I'd recommend you re-read through the experiences posted in the thread. You're suggestions mean nothing with people like this....


----------



## Driftweed (Nov 7, 2012)

On a positive note: the lead maintenance guy quit & went to a larger complex. He invited me to come along.


----------



## tedanderson (May 19, 2010)

There is a joke about this guy who went into the woods and attempted to hunt the same bear 3 times. Unfortunately he got rammed in the rear by the bear each time he went. Eventually the bear asked, "You don't come out here for the hunting, do you?" (google it if you don't know it)

This thread made me think of that joke. If you get burned, whether or not you go back and do business with them again is a no-brainer.


----------



## Driftweed (Nov 7, 2012)

I tell ya, this forum has instilled good business practices in me whether i liked it or not. Sometimes things just don't add up. I was like "wtf" when approached about returning. Especially since a respected supplier kept going back.

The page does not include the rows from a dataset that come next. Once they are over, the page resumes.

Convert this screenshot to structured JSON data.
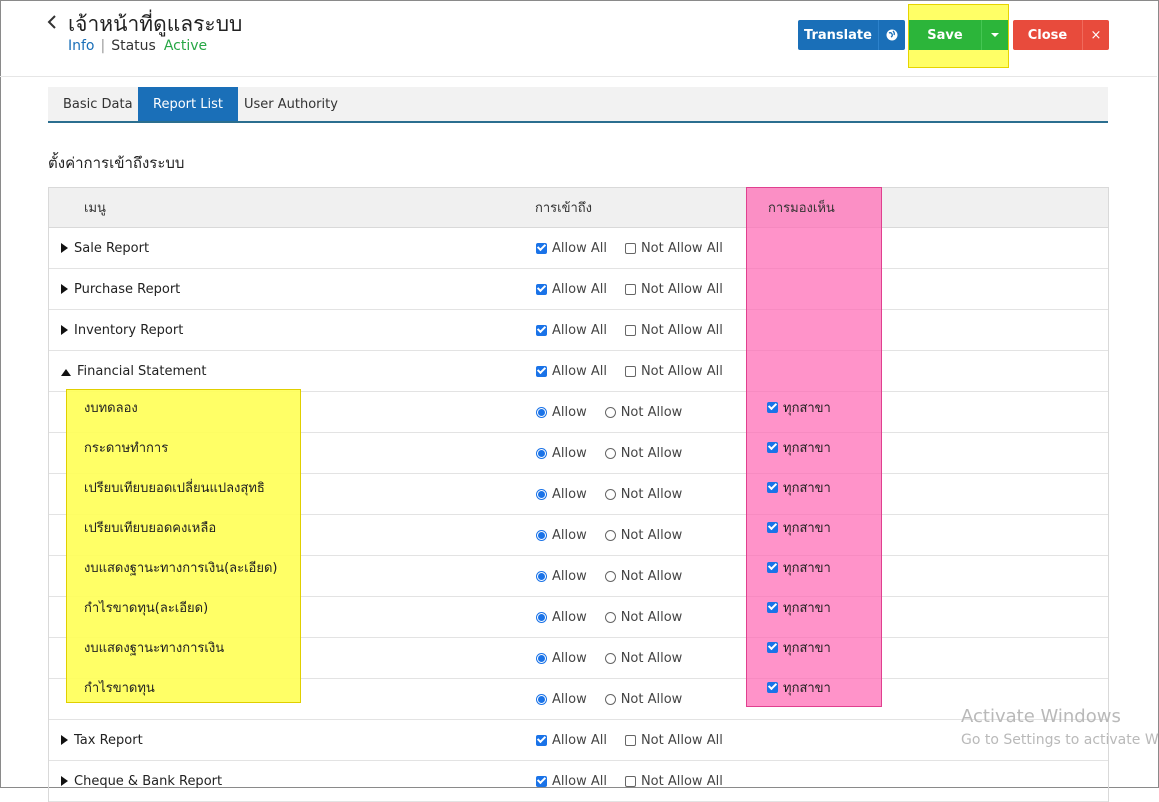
{
  "header": {
    "title": "เจ้าหน้าที่ดูแลระบบ",
    "info_link": "Info",
    "separator": "|",
    "status_label": "Status",
    "status_value": "Active"
  },
  "toolbar": {
    "translate_label": "Translate",
    "save_label": "Save",
    "close_label": "Close",
    "close_x": "×"
  },
  "tabs": [
    {
      "label": "Basic Data",
      "active": false
    },
    {
      "label": "Report List",
      "active": true
    },
    {
      "label": "User Authority",
      "active": false
    }
  ],
  "section_title": "ตั้งค่าการเข้าถึงระบบ",
  "table": {
    "columns": {
      "menu": "เมนู",
      "access": "การเข้าถึง",
      "visibility": "การมองเห็น"
    },
    "allow_all_label": "Allow All",
    "not_allow_all_label": "Not Allow All",
    "allow_label": "Allow",
    "not_allow_label": "Not Allow",
    "branch_label": "ทุกสาขา",
    "rows": [
      {
        "type": "group",
        "name": "Sale Report",
        "expanded": false,
        "allow_all": true,
        "not_allow_all": false
      },
      {
        "type": "group",
        "name": "Purchase Report",
        "expanded": false,
        "allow_all": true,
        "not_allow_all": false
      },
      {
        "type": "group",
        "name": "Inventory Report",
        "expanded": false,
        "allow_all": true,
        "not_allow_all": false
      },
      {
        "type": "group",
        "name": "Financial Statement",
        "expanded": true,
        "allow_all": true,
        "not_allow_all": false
      },
      {
        "type": "item",
        "name": "งบทดลอง",
        "allow": true,
        "all_branches": true
      },
      {
        "type": "item",
        "name": "กระดาษทำการ",
        "allow": true,
        "all_branches": true
      },
      {
        "type": "item",
        "name": "เปรียบเทียบยอดเปลี่ยนแปลงสุทธิ",
        "allow": true,
        "all_branches": true
      },
      {
        "type": "item",
        "name": "เปรียบเทียบยอดคงเหลือ",
        "allow": true,
        "all_branches": true
      },
      {
        "type": "item",
        "name": "งบแสดงฐานะทางการเงิน(ละเอียด)",
        "allow": true,
        "all_branches": true
      },
      {
        "type": "item",
        "name": "กำไรขาดทุน(ละเอียด)",
        "allow": true,
        "all_branches": true
      },
      {
        "type": "item",
        "name": "งบแสดงฐานะทางการเงิน",
        "allow": true,
        "all_branches": true
      },
      {
        "type": "item",
        "name": "กำไรขาดทุน",
        "allow": true,
        "all_branches": true
      },
      {
        "type": "group",
        "name": "Tax Report",
        "expanded": false,
        "allow_all": true,
        "not_allow_all": false
      },
      {
        "type": "group",
        "name": "Cheque & Bank Report",
        "expanded": false,
        "allow_all": true,
        "not_allow_all": false
      }
    ]
  },
  "watermark": {
    "line1": "Activate Windows",
    "line2": "Go to Settings to activate Windows."
  },
  "colors": {
    "primary": "#1a6fb8",
    "save": "#2cb53a",
    "close": "#e84b3c",
    "status_active": "#27a745",
    "highlight_pink": "#ff69b4",
    "highlight_yellow": "#ffff55"
  }
}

IF I would ever have returned, it would have been because a good friend (the maint foreman) would have brokered something to work. Now that he has left that company, no way would I go back.


----------



## KermieB (Jul 27, 2012)

How big is this "Supplier" that you keep talking about? If it's somebody with corporate resources, then they are in NO WAY, SHAPE, OR FORM even remotely similar to you. If it's a national company, they have deep pockets, millions in inventory, and lawyers on staff. They have most likely (and obviously, I don't know the facts) sued these people with enough gusto to get their money. 

The deadbeat customer is playing you because he thinks you need the business, and even if you DO need the business, you don't need business that doesn't pay and costs you money out of your pocket.

I literally, could go to work seven days a week, 52 weeks a year and never run out of work..... if I worked for free.


----------



## bartstop (Dec 9, 2013)

Driftweed said:


> backstory:
> 
> Had a complex burn me for $6k. Liened & all that legal headache. While doing work, I referred my local paint & floor shop and helped get them in the door.
> 
> ...


WTF are you thinking? They stiffed you for $6000! Renegotiation? You've got to be kidding me. :no:


----------